June 8th, 2012
本稿では、RAW 264.7細胞による無水物ナノ粒子や細菌の内在化を定量化するためにマルチスペクトルイメージングフローサイトメトリーを利用する方法について説明します。
ナノ粒子とバクテリアの内在化の細胞メカニズムをマルチスペクトルイメージングフローサイトメトリーで解析する。マクロファージは、アクチン重合を阻害するために、まずcyto klain Dで前処理されます。ナノ粒子またはサルモネラ菌をマクロファージ、単層に添加し、インキュベートします。
次に、マクロファージを回収し、固定し、画像ストリームを使用して分析するために標識します。ナノ粒子および/またはサルモネラ菌を内在化したマルチスペクトルイメージングフローサイトメーター細胞は、表面結合ナノ粒子および/またはサルモネラ菌を有する細胞と区別されます。得られたデータは、サルモネラ菌とナノ粒子の両方が、サイトクレインで処理されていない細胞によってのみ内在化されることを示しています。
Dは、内在化がアクチン依存性であることを示唆しています。この手法には、フローサイトメトリーや共焦点顕微鏡法などの既存の方法に比べていくつかの利点があります。主に、異なる細胞の特徴間の蛍光シグナル強度と空間分解能を高速で正確に測定します。
この方法は、バイオマテリアルワクチンとドラッグデリバリー研究の両方、および多くの病原体相互作用研究における重要な疑問に答えるのに役立ちます。これには、ポリ無水物ナノ粒子やバクテリアが利用する内在化経路の描写が含まれます。一般的に、この方法に不慣れな人はしばしば苦労します。

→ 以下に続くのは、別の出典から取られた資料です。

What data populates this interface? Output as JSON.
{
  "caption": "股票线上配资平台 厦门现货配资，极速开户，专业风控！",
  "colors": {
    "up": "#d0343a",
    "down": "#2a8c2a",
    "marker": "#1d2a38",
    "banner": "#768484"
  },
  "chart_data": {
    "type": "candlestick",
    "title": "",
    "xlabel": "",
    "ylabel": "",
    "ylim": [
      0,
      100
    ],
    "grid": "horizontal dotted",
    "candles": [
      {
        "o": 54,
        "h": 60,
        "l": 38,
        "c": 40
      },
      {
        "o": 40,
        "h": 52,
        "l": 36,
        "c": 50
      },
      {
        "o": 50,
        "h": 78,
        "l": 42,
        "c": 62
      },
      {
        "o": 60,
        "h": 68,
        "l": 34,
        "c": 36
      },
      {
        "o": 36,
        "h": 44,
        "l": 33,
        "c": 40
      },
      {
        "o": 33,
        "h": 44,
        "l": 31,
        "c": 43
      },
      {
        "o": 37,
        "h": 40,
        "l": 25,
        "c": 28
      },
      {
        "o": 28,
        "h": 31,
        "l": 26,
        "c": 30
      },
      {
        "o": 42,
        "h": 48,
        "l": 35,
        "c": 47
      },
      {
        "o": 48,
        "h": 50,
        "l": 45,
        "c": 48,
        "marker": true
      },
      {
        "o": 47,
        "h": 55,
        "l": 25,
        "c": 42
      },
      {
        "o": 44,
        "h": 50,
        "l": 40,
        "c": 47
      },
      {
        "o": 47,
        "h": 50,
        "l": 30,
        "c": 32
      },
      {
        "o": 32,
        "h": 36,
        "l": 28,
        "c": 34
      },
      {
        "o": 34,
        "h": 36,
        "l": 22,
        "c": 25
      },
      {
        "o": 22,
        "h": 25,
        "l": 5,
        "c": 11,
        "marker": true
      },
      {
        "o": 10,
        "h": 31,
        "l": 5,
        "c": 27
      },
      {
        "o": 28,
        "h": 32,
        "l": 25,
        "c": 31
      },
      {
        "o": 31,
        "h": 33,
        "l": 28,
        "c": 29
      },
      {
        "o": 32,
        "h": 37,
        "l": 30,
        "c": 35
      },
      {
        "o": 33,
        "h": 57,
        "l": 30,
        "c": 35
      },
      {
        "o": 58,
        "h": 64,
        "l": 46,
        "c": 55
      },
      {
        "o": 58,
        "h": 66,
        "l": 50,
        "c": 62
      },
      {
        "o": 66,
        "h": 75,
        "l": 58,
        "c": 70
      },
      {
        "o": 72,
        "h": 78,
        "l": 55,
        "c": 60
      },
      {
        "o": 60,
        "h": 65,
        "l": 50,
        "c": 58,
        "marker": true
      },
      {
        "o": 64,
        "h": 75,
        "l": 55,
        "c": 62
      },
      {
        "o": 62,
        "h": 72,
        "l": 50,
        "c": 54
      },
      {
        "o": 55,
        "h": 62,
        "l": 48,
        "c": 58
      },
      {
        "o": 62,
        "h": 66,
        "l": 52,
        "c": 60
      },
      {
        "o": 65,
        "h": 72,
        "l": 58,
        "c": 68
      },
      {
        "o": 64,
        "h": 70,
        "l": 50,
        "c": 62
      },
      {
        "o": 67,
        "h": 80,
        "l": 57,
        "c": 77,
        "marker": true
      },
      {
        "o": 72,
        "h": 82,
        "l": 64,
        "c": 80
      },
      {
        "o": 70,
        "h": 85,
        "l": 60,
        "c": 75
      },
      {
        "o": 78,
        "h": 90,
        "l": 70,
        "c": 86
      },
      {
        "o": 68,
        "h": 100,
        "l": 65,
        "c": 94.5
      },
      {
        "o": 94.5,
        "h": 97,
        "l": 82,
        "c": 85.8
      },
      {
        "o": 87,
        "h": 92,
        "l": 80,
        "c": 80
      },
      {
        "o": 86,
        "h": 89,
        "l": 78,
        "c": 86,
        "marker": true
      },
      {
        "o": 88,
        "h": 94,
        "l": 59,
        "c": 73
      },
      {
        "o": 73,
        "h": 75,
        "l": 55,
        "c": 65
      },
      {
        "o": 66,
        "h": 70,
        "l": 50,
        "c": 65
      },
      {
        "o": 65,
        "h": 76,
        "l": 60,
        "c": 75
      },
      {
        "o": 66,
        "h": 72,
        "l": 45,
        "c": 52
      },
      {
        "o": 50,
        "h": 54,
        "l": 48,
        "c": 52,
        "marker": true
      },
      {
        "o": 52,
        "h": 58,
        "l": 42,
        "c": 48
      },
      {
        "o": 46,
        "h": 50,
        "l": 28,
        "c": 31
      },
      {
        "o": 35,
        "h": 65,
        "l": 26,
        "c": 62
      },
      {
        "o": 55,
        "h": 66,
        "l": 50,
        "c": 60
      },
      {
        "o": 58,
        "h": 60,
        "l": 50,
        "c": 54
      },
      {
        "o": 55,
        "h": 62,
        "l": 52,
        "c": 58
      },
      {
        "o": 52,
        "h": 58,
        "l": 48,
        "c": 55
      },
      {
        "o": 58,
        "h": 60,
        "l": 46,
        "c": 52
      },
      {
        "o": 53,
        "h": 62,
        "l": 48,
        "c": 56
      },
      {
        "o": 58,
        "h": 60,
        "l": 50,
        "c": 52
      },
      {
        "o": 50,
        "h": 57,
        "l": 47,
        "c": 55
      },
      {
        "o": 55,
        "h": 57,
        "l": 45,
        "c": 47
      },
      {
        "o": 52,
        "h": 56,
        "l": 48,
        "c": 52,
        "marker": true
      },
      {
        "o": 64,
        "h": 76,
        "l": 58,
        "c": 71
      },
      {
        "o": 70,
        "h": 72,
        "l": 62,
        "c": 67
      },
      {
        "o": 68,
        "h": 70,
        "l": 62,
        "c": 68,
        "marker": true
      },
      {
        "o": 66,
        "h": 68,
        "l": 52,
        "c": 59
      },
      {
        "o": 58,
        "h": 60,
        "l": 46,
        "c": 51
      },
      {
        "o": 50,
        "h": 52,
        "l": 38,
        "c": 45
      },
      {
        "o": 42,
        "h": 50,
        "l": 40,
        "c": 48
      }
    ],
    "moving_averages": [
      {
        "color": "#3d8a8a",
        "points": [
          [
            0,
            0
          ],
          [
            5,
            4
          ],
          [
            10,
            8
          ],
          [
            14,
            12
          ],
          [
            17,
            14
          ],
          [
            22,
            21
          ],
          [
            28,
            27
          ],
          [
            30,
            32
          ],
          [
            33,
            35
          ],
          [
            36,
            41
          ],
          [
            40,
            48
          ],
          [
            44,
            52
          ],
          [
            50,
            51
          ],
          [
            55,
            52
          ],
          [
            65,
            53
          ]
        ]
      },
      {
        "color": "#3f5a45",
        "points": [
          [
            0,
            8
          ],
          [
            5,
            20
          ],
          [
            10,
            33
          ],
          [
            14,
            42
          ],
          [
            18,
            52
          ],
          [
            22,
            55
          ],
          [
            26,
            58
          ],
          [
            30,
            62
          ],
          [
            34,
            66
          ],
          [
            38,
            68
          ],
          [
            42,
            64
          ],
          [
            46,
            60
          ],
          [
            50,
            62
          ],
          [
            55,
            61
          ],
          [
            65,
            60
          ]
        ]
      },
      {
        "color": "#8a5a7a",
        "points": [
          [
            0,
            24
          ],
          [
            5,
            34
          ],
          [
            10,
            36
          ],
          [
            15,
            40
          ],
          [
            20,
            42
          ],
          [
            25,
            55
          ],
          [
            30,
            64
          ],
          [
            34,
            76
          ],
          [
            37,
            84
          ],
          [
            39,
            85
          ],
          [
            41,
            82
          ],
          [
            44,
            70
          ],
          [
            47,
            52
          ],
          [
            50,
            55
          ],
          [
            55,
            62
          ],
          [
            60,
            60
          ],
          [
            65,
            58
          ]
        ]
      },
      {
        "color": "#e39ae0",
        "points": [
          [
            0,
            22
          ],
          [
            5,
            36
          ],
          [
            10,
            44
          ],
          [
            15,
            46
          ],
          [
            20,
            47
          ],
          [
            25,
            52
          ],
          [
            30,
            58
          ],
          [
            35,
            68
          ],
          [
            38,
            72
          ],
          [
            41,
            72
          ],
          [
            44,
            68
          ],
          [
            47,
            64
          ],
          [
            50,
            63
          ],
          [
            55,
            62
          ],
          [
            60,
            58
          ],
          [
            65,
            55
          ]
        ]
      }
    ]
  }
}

最適な蛍光シグナルを得るためには、色素の滴定に時間を費やすことが重要です。また、ソフトウェアを理解し、分析テンプレートを作成するのにも時間がかかります。この手法のアイデアを思いついたのは、顕微鏡などの手法を用いて、ポリハイドロナノ粒子が病原体模倣特性を示すことを発見したときでした。
次に、アッセイを実行する前に、サルモネラ菌と花粉水素化物ナノ粒子が使用する内部化プロセスを比較するためのハイスループットシステムが必要でした。すべての哺乳類および細菌の細胞培養物を回収し、ナノ粒子懸濁液を調製する必要があります。まず、セルスクレーパーを使用してコンフルエントな RA W2 64.7 細胞を回収します。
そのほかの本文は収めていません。